LG Schweinfurt11 T 120/2028.10.2020GE 2020, 1630

ZPO § 185

Leitsätze

häufig von der Redaktion verfasst

1. Die öffentliche Zustellung des Titels gegen einen ehemaligen Mieter setzt (nur zumutbare) Nachforschungen des Vermieters über den Aufenthaltsort voraus.

2. Diese sind bei einem Vermieter jedenfalls dann erfüllt, wenn die Meldeanschrift durch einen Mitarbeiter an Ort und Stelle überprüft und ein ehemaliger Mitbewohner vergeblich um Auskunft gebeten wurde.

(Leitsätze der Redaktion)

Aus den Gründen

Wortlaut des Gerichts

I. Das Amtsgericht Schweinfurt hat nach vorangegangenem Teil-Versäumnisurteil vom 18.3.2019 mit Teil-Versäumnis- und Endurteil vom 27.8.2019 den Bekl. zu 2 zur Räumung und Herausgabe einer von der Kl. angemieteten Wohnung verurteilt und den Bekl. als Gesamtschuldner die Kosten des Rechtsstreits auferlegt.

Mit Kostenfestsetzungsbeschluss vom 14.11.2019 hat das Amtsgericht Schweinfurt die vom Bekl. zu 1 und Bekl. zu 2 als Gesamtschuldner an die Kl. zu erstattenden Kosten auf 1.110,83 € festgesetzt.

Die Zustellung des Kostenfestsetzungsbeschlusses an den Bekl. zu 2 war nicht möglich, auch nicht unter der von der Kl. auf Anfrage mitgeteilten Anschrift …, Schweinfurt.

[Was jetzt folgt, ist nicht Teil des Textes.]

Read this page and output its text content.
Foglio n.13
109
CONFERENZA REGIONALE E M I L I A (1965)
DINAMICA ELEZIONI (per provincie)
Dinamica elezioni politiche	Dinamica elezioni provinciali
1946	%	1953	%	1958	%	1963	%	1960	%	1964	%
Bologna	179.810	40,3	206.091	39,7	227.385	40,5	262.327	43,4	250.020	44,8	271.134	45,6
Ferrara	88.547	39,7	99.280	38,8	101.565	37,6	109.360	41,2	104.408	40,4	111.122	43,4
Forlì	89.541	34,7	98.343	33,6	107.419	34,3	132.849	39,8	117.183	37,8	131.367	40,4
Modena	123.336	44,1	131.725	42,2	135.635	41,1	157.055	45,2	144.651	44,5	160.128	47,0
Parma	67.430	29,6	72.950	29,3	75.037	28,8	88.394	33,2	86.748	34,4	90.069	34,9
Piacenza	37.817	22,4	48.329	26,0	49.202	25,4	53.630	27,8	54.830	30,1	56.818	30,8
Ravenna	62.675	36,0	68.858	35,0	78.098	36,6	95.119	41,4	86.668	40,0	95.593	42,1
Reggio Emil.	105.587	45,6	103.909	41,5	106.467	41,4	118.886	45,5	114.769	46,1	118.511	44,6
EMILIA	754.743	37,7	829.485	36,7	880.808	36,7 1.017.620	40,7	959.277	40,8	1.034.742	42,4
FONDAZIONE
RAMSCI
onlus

Die Kl. hat daraufhin mit Schriftsatz vom 21.4.2020 die öffentliche Zustellung des Kostenfestsetzungsbeschlusses beantragt und zur Begründung ausgeführt, der Bekl. zu 2 sei gemäß Auskunft der Stadt Schweinfurt vom 15.4.2020 immer noch unter der Anschrift …, Schweinfurt gemeldet. Mit Schriftsatz vom 6.7.2020 teilte die Kl. ergänzend mit, die Sachbearbeiterin der Kl. habe vor Ort die Wohnungsadresse überprüft, ein Briefkastenschild habe nicht aufgefunden werden können, auch eine Internetrecherche sei ergebnislos geblieben.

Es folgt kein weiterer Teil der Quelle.